ANKARA - Partisinin grup toplantısında konuşan CHP Genel Başkanı Kemal Kılıçdaroğlu, Erdoğan’a seslenerek, “AB'nin yolu Diyarbakır'da tutuklu gazetecilerden, Cumartesi Annelerinden geçiyor” dedi.
Cumhuriyet Halk Partisi (CHP) Genel Başkanı Kemal Kılıçdaroğlu, partisinin grup toplantısında gündeme ilişkin değerlendirmelerde bulundu. Mevcut iktidar tarafından uygulanan ekonomi modelini "soykırım ekonomisi" olarak nitelendiren Kılıçdaroğlu, peş peşe gelen vergi ve zamlarına tepki gösterdi.
‘TARİHİN BİZE YÜKLEDİĞİ SORUMLULUK VAR’
Türkiye’de yaşayan yurttaşların zor durumda olduklarını söyleyen Kılıçdaroğlu, “Vatandaşlarımın zor durumda olduğunu biliyorum.
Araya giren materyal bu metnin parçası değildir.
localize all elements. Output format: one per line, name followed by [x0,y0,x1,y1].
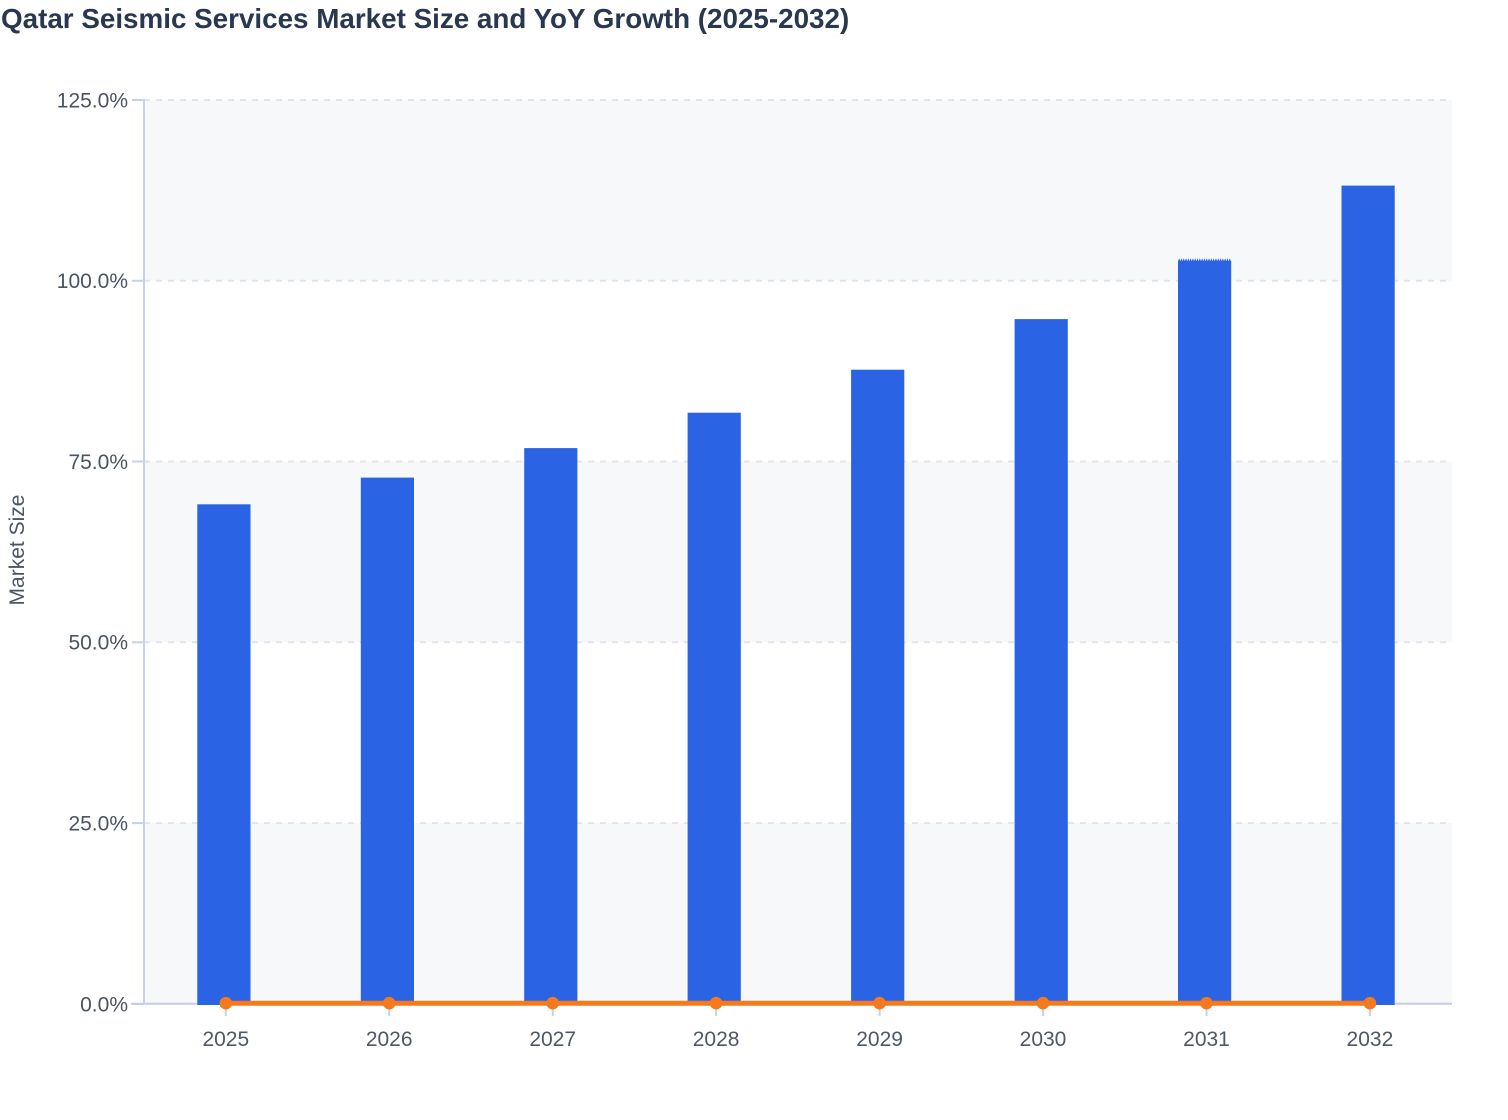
svg-text:2025: 2025 [202,1028,249,1051]
svg-text:100.0%: 100.0% [57,270,128,293]
svg-text:2027: 2027 [529,1028,576,1051]
svg-text:2032: 2032 [1347,1028,1394,1051]
svg-text:Market Size: Market Size [6,495,29,606]
svg-text:2028: 2028 [693,1028,740,1051]
svg-text:2026: 2026 [366,1028,413,1051]
svg-text:25.0%: 25.0% [68,813,128,836]
svg-text:Qatar Seismic Services Market: Qatar Seismic Services Market Size and Y… [1,3,849,34]
svg-text:50.0%: 50.0% [68,632,128,655]
svg-text:125.0%: 125.0% [57,89,128,112]
svg-text:2029: 2029 [856,1028,903,1051]
svg-text:0.0%: 0.0% [80,993,128,1016]
svg-text:75.0%: 75.0% [68,451,128,474]
svg-text:2031: 2031 [1183,1028,1230,1051]
svg-text:2030: 2030 [1020,1028,1067,1051]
Neden sesiniz daha gür çıkmıyor diye sitem ettiklerini de biliyorum. Biz sesimizi çıkaracağız ama 25 milyonu artırmak şartıyla. Bugün şikâyet eden, AK Parti'ye oy veren kardeşimi birinin ziyaret etmesi lazım. Diğer arkadaşımın da konuşması lazım. Vatan sadece benim vatanım değil hepimizin vatanı. Tarihin bize yüklediği bir sorumluluk var. Benim sıkıntım varsa, benden zor durumda olan vatandaşın da sıkıntısı var. O zaman o sıkıntıyı bile bile kendisine verilen sözlere kanarak ve 'biz size çok güzel Türkiye armağan edeceğiz' diye yola çıkıp soykırım ekonomisi uygulayan siyasal iktidara asıl oy verenlerin ders vermesi gerekiyor” dedi.
‘CEZAEVLERİ TIKA BASA DOLU’
Kılıçdaroğlu, Türkiye’deki cezaevlerinin tıka basa dolu olduğunu, siyasi gücü olanların yakınlarını cezaevlerinde çıkarttığını belirterek, “Milletvekili Can Atalay hala içeride. Merdan Yanardağ... Mahkûmiyet kararı yok hakkında ama içeride. RTÜK, TELE1'e ceza yağdırdı. Bunlar, antidemokratik ülkede karşılaştığımız olaylardır. Bizi yıldırmayacak. Bu ülkeye demokrasiyi getirmek için mücadelemizi sürdüreceğiz. 2019'da bunlar parlamentoya adli reform getirmişlerdi. Temel hedef şuydu, 'haber amacıyla, eleştiri maksatlı açıklamalar suç kabul edilemez'. Ama şu an suç kabul ediliyor. Basın hürdür, sansür edilemez. Dünyanın bütün demokrasilerinin kabul ettiği temel ilkedir” diye konuştu.
‘AB AYRI NATO AYRI’
Kılıçdaroğlu, “İsveç'in NATO'ya üyeliği dolayısıyla terör örgütü mensuplarını koruduğu, ülkesinde tuttuğu için Türkiye 'biz NATO'ya üyeliğini kabul etmiyoruz' dedi. 'Asla üye olamazlar' diye açık ve net ifadeler kullanıldı. İsveç, geri adım atmadı. Bizim kutsal kitabımız Kuran'ı yaktılar. Ona da iktidar kanadı yeterince tepki göstermedi. Biden telefon etti Erdoğan'a. Erdoğan birdenbire 180 derece döndü, İsveç'in NATO'ya girişine evet diyeceğiz, Meclis'e getireceğiz dedi. Bir devlet böyle yönetilir mi?” diye sordu.
‘AB’NİN YOLU TUTUKLU GAZETECİLERDEN GEÇİYOR’
“AB'nin demokratik standartlarını yerine getirmezseniz sizi AB'ye almazlar” diye devam eden Kılıçdaroğlu, “Kendi ülkene demokrasiyi getiriyor musun? Demokrasinin, AB'nin yolu, Can Atalay, Osman Kavala, Merdan Yanardağ, Hakan Altınay, Mücella Yapıcı, bunlardan geçiyor. Bunları serbest bırakacak mısın? Yine AB'nin yolu Demirtaş'tan, Emine Şenyaşar'dan geçiyor. Bunları yapacağına söz verdin mi? AB'nin yolu Diyarbakır'da tutuklu gazetecilerden, Cumartesi Annelerinden geçiyor” şeklinde konuştu.